Richard Florida is a co-founder and editor at large of CityLab and a senior editor at The Atlantic. He is a university professor in the University of Toronto’s School of Cities and Rotman School of Management, and a distinguished fellow at New York University’s Schack Institute of Real Estate.
61 percent of Americans have a favorable view of their local government.
With partisan gridlock and congressional dysfunction, Americans may have lost faith in their federal government, but an overwhelming majority view state and local government favorably. More than 6 in 10 Americans hold favorable views of state and local government, while just 33 percent view the federal government favorably – down from 64 percent a decade ago.
A recent survey from the Pew Research Center for the People and the Press found that these favorable sentiments toward local government have held relatively steady since 2002, dropping from 67 percent to 61 percent in 2012. That's compared with favorable views of the federal government, which have plummeted from 64 percent 10 years ago to just 33 percent today.
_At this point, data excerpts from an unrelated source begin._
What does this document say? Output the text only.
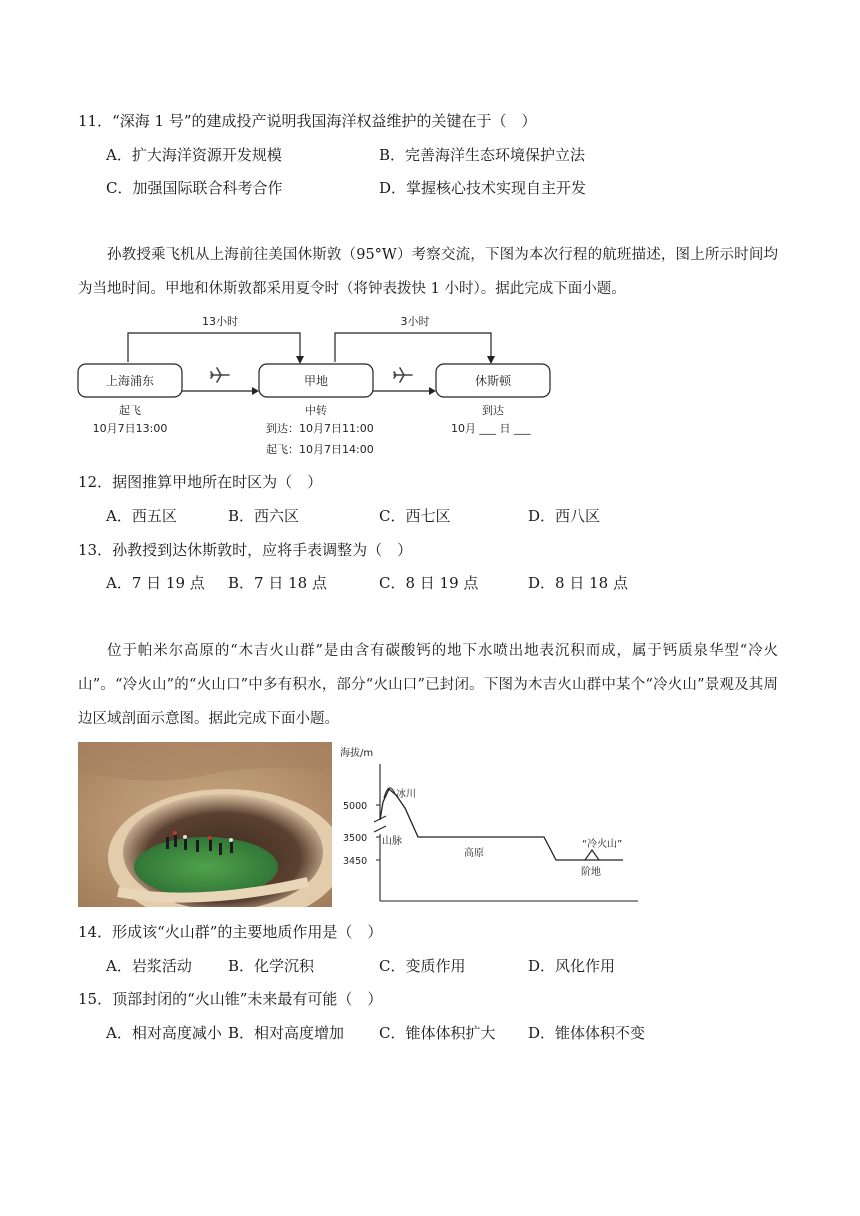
11．“深海 1 号”的建成投产说明我国海洋权益维护的关键在于（　）
A．扩大海洋资源开发规模	B．完善海洋生态环境保护立法
C．加强国际联合科考合作	D．掌握核心技术实现自主开发
孙教授乘飞机从上海前往美国休斯敦（95°W）考察交流，下图为本次行程的航班描述，图上所示时间均为当地时间。甲地和休斯敦都采用夏令时（将钟表拨快 1 小时）。据此完成下面小题。
13小时	3小时
上海浦东	甲地	休斯顿
起飞
10月7日13:00
中转
到达：10月7日11:00
起飞：10月7日14:00
到达
10月 ___ 日 ___
12．据图推算甲地所在时区为（　）
A．西五区	B．西六区	C．西七区	D．西八区
13．孙教授到达休斯敦时，应将手表调整为（　）
A．7 日 19 点 B．7 日 18 点	C．8 日 19 点	D．8 日 18 点
位于帕米尔高原的“木吉火山群”是由含有碳酸钙的地下水喷出地表沉积而成，属于钙质泉华型“冷火山”。“冷火山”的“火山口”中多有积水，部分“火山口”已封闭。下图为木吉火山群中某个“冷火山”景观及其周边区域剖面示意图。据此完成下面小题。
海拔/m
5000
3500
3450
冰川
山脉
高原
“冷火山”
阶地
14．形成该“火山群”的主要地质作用是（　）
A．岩浆活动 B．化学沉积	C．变质作用	D．风化作用
15．顶部封闭的“火山锥”未来最有可能（　）
A．相对高度减小 B．相对高度增加 C．锥体体积扩大 D．锥体体积不变
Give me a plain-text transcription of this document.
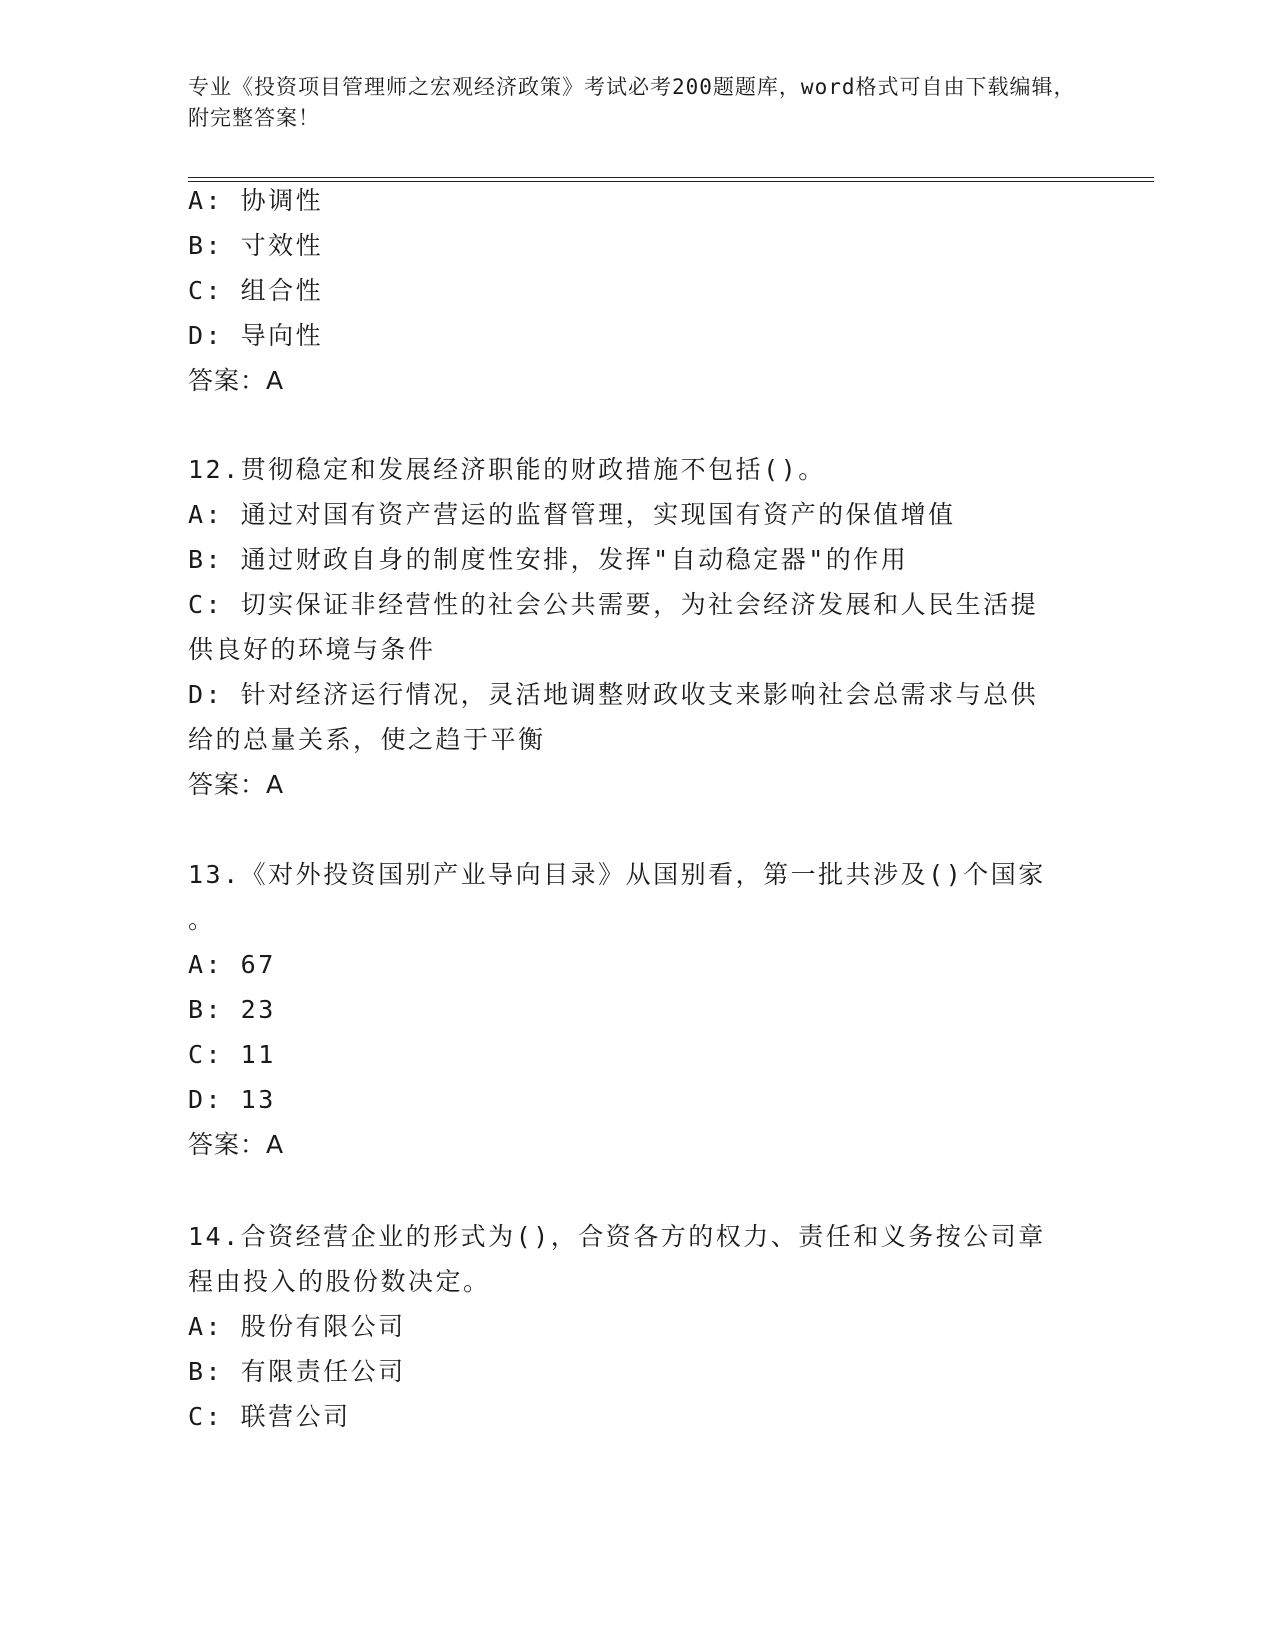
专业《投资项目管理师之宏观经济政策》考试必考200题题库，word格式可自由下载编辑，附完整答案！
A: 协调性
B: 寸效性
C: 组合性
D: 导向性
答案：A
12.贯彻稳定和发展经济职能的财政措施不包括()。
A: 通过对国有资产营运的监督管理，实现国有资产的保值增值
B: 通过财政自身的制度性安排，发挥"自动稳定器"的作用
C: 切实保证非经营性的社会公共需要，为社会经济发展和人民生活提
供良好的环境与条件
D: 针对经济运行情况，灵活地调整财政收支来影响社会总需求与总供
给的总量关系，使之趋于平衡
答案：A
13.《对外投资国别产业导向目录》从国别看，第一批共涉及()个国家
。
A: 67
B: 23
C: 11
D: 13
答案：A
14.合资经营企业的形式为()，合资各方的权力、责任和义务按公司章
程由投入的股份数决定。
A: 股份有限公司
B: 有限责任公司
C: 联营公司
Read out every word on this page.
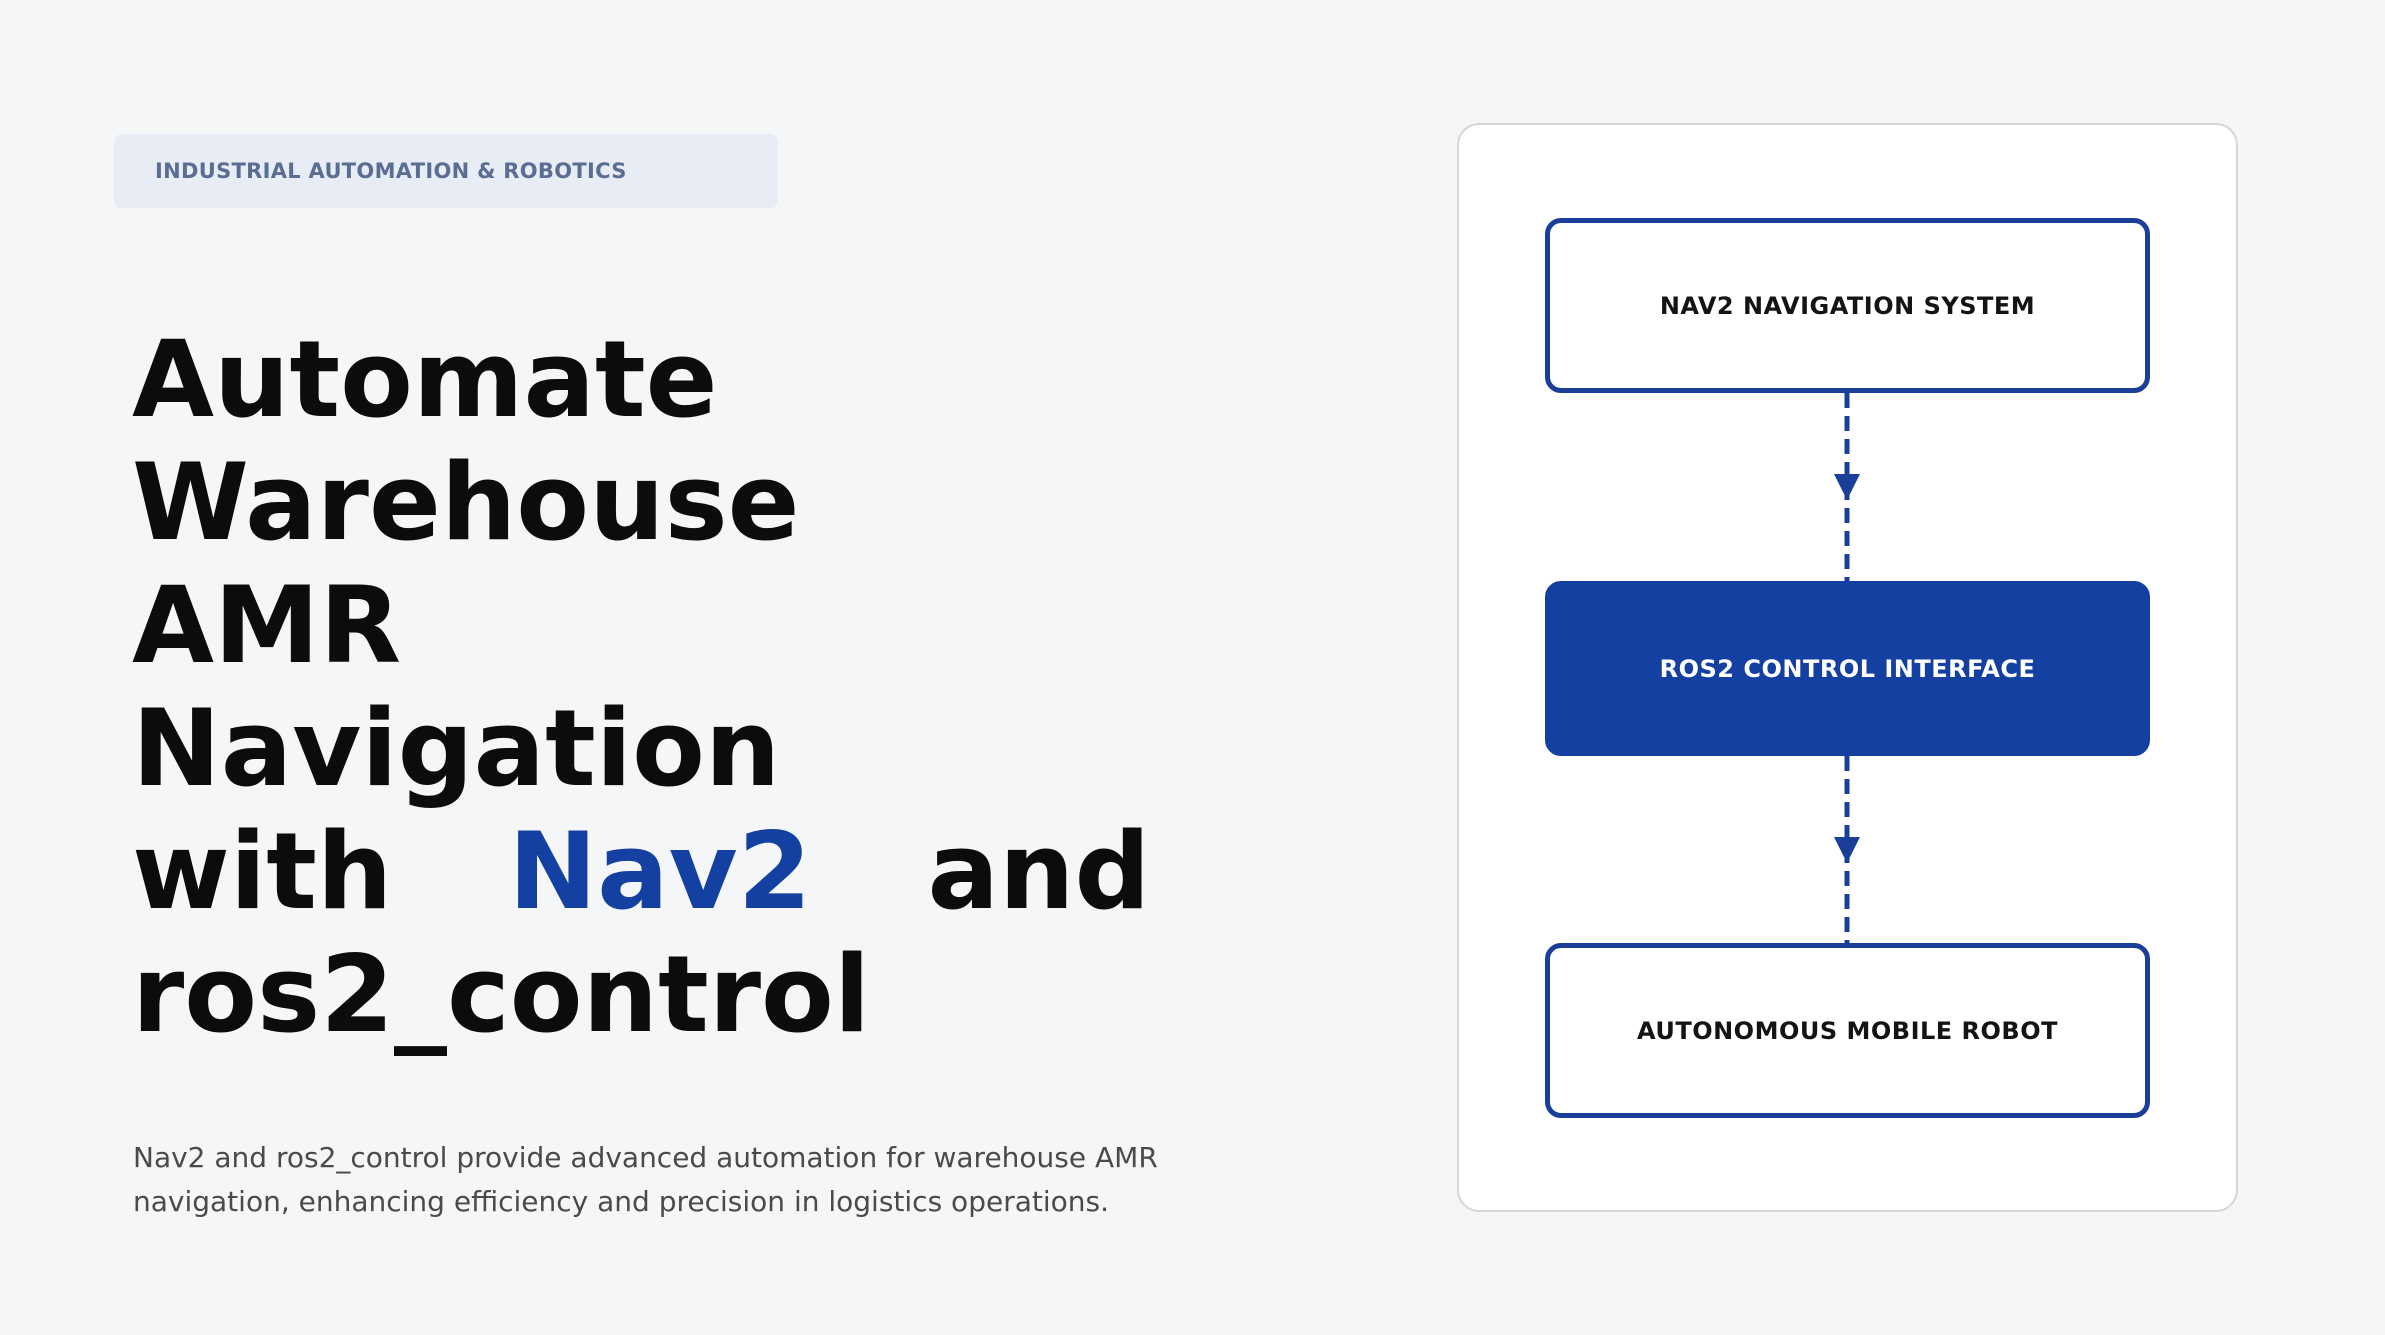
INDUSTRIAL AUTOMATION & ROBOTICS
Automate
Warehouse
AMR
Navigation
with Nav2 and
ros2_control

Nav2 and ros2_control provide advanced automation for warehouse AMR navigation, enhancing efficiency and precision in logistics operations.

NAV2 NAVIGATION SYSTEM
ROS2 CONTROL INTERFACE
AUTONOMOUS MOBILE ROBOT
A growing number of studies note the increased importance of cities and metro areas to the national and global economies. Alice Rivlin of the Brookings Institution long ago said that productivity and innovation policy is best made at the local level. Perhaps a further shift in political power away from the feds and toward states and cities is in order. This wouldn't only benefit the economy, but help restore Americans' faith in their political institutions.